Peter Sullivan is a Managing Director and Head of the Public Sector Group for Africa at Citi since 2007. He is also a Senior Credit Officer of Citi and is based in London. Peter is responsible for developing business and structuring and delivering product solutions for sovereigns, state-owned enterprises and multilateral institutions in Sub-Saharan and North Africa. He has 27 years of customer relationship and industry experience with Citi and his product background extends from trade and structured finance to fixed income and credit-based structures.
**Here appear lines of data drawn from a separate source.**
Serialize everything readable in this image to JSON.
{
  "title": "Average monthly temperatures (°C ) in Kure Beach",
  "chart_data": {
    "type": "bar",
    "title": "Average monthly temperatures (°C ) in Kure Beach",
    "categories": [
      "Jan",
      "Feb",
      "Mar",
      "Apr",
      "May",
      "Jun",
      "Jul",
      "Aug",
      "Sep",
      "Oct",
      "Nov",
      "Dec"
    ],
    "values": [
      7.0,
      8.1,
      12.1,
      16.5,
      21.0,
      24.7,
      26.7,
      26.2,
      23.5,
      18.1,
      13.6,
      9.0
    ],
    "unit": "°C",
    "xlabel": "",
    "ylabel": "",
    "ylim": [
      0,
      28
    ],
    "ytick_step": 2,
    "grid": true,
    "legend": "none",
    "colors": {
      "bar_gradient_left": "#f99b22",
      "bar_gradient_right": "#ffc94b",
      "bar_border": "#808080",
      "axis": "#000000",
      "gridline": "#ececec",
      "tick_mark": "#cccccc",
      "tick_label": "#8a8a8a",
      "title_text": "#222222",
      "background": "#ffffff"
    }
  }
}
Peter has been the lead on a number of innovative transactions in the region including the first fuel import hedging by a SSA Sovereign. He has also been engaged in a number of Blended Finance initiatives including Convergence and the Sustainable Development Investment Partnership with USAID, SIDA. OECD and WEF. Prior to joining Citi, Peter served 2.5 years in the U.S. Peace Corps in Mali, West Africa. He received his MBA from Columbia University in 1989.

Dr. Serena Guarnaschelli is an expert in innovative finance, impact investing and inclusive business models. Serena has experience in structuring innovative financing mechanisms at the intersection of the public and private sectors, including blended funds and impact bonds – for example, to support the social and economic reintegration of Syrian migrants and vulnerable populations in Jordan, Turkey and Lebanon. She is currently supporting the International Committee of the Red Cross with the structuring and launch of the world’s first Humanitarian Impact Bond, financing physical rehabilitation programs in conflict-afflicted countries.  Serena designed and supported the launch of Convergence, a blended finance platform focused on emerging and frontier markets. Serena also worked with Mercy Corps in Darfur. Serena holds a PhD in Social Sciences from Caltech, with a specialization in Behavioral Finance, and has published in peer-reviewed journals.

Dr. Will Jones is Lecturer in International Relations at Royal Holloway, University of London. His research focuses on the role of refugees in political change, notably in Central Africa. His most recent book, co-authored with Alexander Betts, Mobilising the Diaspora: How Refugees Challenge Authoritarianism, is out now with Cambridge University Press. With Alexander Teytelboym at the University of Oxford’s Institute for New Economic Thinking, he has founded and organisation called Refugees’ Say. Refugees’ Say uses cutting-edge developments in economic theory and refugee studies to improve the way governments and humanitarian agencies resettle refugees. In particular, it allows states to quickly and efficiently ‘match’ refugee families to local authorities to guarantee that refugees are placed in areas which offer the services (such as appropriate housing, education and medical facilities) and support (language, mental health facilities) they need, and incorporates their preferences giving them back control of their lives.